PHOENIX, ARIZONA – The U.S. Justice Department sued Sheriff Joe Arpaio on Thursday, saying the Arizona lawman refused for more than a year to turn over records in an investigation into allegations his department discriminates against Hispanics.

The lawsuit calls Arpaio and his office’s defiance “unprecedented,” and said the federal government has been trying since March 2009 to get officials to comply with its probe of alleged discrimination, unconstitutional searches and seizures, and having English-only policies in his jails that discriminate against people with limited English skills.

Arpaio had been given until Aug. 17 to hand over documents it first asked for 15 months ago.

Arpaio’s attorney, Robert Driscoll, declined immediate comment on the lawsuit, saying he had just received it and hadn’t yet conferred with his client.

Arpaio’s office had said it has fully cooperated in the jail inquiry but won’t hand over additional documents into the examination of the alleged unconstitutional searches because federal authorities haven’t said exactly what they were investigating.

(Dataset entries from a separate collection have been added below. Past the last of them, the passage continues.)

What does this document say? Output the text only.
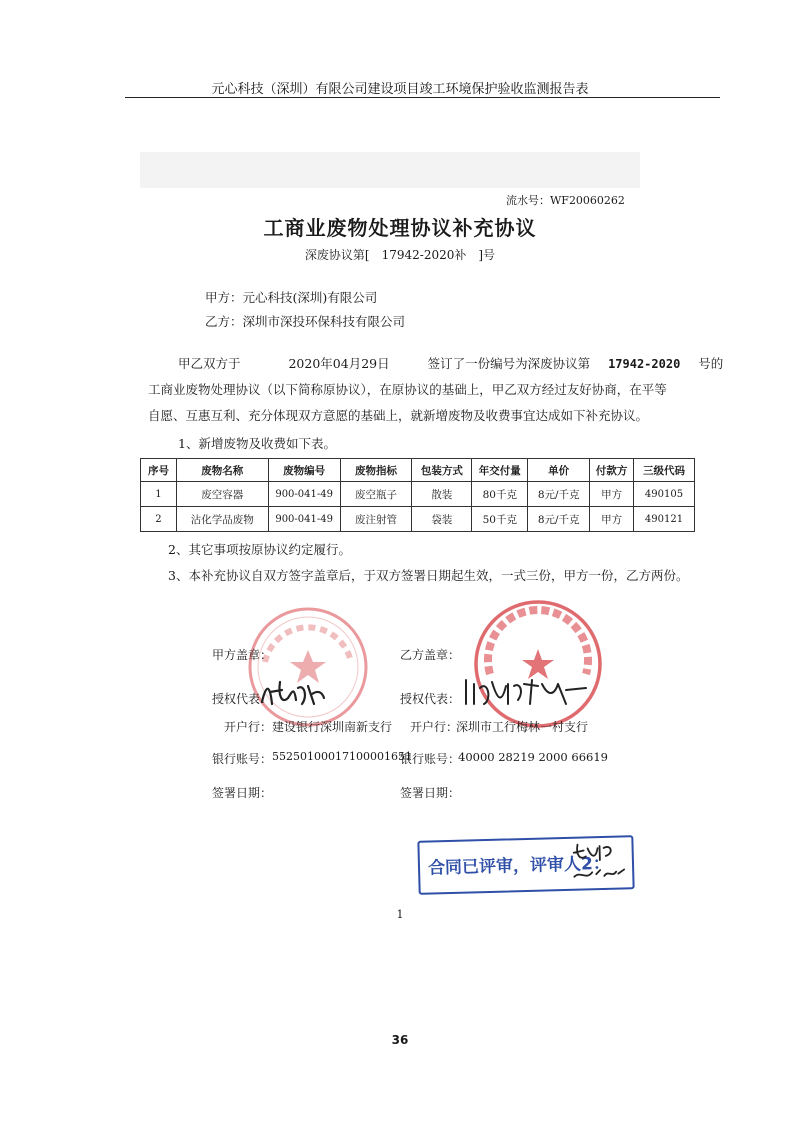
元心科技（深圳）有限公司建设项目竣工环境保护验收监测报告表
流水号：WF20060262
工商业废物处理协议补充协议
深废协议第[　17942-2020补　]号
甲方：元心科技(深圳)有限公司
乙方：深圳市深投环保科技有限公司
甲乙双方于	2020年04月29日	签订了一份编号为深废协议第 17942-2020 号的
工商业废物处理协议（以下简称原协议），在原协议的基础上，甲乙双方经过友好协商，在平等
自愿、互惠互利、充分体现双方意愿的基础上，就新增废物及收费事宜达成如下补充协议。
1、新增废物及收费如下表。
序号	废物名称	废物编号	废物指标	包装方式	年交付量	单价	付款方	三级代码
1	废空容器	900-041-49	废空瓶子	散装	80千克	8元/千克	甲方	490105
2	沾化学品废物	900-041-49	废注射管	袋装	50千克	8元/千克	甲方	490121
2、其它事项按原协议约定履行。
3、本补充协议自双方签字盖章后，于双方签署日期起生效，一式三份，甲方一份，乙方两份。
甲方盖章：
授权代表：
开户行： 建设银行深圳南新支行
银行账号： 55250100017100001651
签署日期：
乙方盖章：
授权代表：
开户行：
深圳市工行梅林一村支行
银行账号：
40000 28219 2000 66619
签署日期：
合同已评审，评审人2：
1
36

It’s the latest action against Arizona by the federal government, which earlier sued the state to stop its strict new immigration law that requires police officers to question people about their immigration status.

“The actions of the sheriff’s office are unprecedented,” said Thomas Perez, assistant attorney general for the department’s civil rights division. “It is unfortunate that the department was forced to resort to litigation to gain access to public documents and facilities.”

The lawsuit was filed in U.S. District Court in Phoenix and names Arpaio, the Maricopa County Sheriff’s Office and the county.

Arizona’s new law — most of which a federal judge has put on hold — mirrors many of the policies Arpaio has put into place in the greater Phoenix area, where he set up a hot line for the public to report immigration violations, conducts crime and immigration sweeps in heavily Latino neighborhoods and frequently raids workplaces for people in the U.S. illegally.

Arpaio believes the inquiry is focused on his immigration sweeps, patrols where deputies flood an area of a city — in some cases heavily Latino areas — to seek out traffic violators and arrest other offenders.

Critics say his deputies pull people over for minor traffic infractions because of the color of their skin so they can ask them for their proof of citizenship.

Arpaio denies allegations of racial profiling, saying people are stopped if deputies have probable cause to believe they’ve committed crimes and that it’s only afterward that deputies find many of them are illegal immigrants.

The sheriff’s office has said half of the 1,032 people arrested in the sweeps have been illegal immigrants.

Last year, the federal government stripped Arpaio of his special power to enforce federal immigration law. The sheriff continued his sweeps through the enforcement of state immigration laws.

Last year, the nearly $113 million that the county received from the federal government accounted for about 5 percent of the county’s $2 billion budget. Arpaio’s office said it receives $3 million to $4 million each year in federal funds.

In a separate investigation, a federal grand jury in Phoenix is examining allegations that Arpaio has abused his powers with actions such as intimidating county workers by showing up at their homes at nights and on weekends.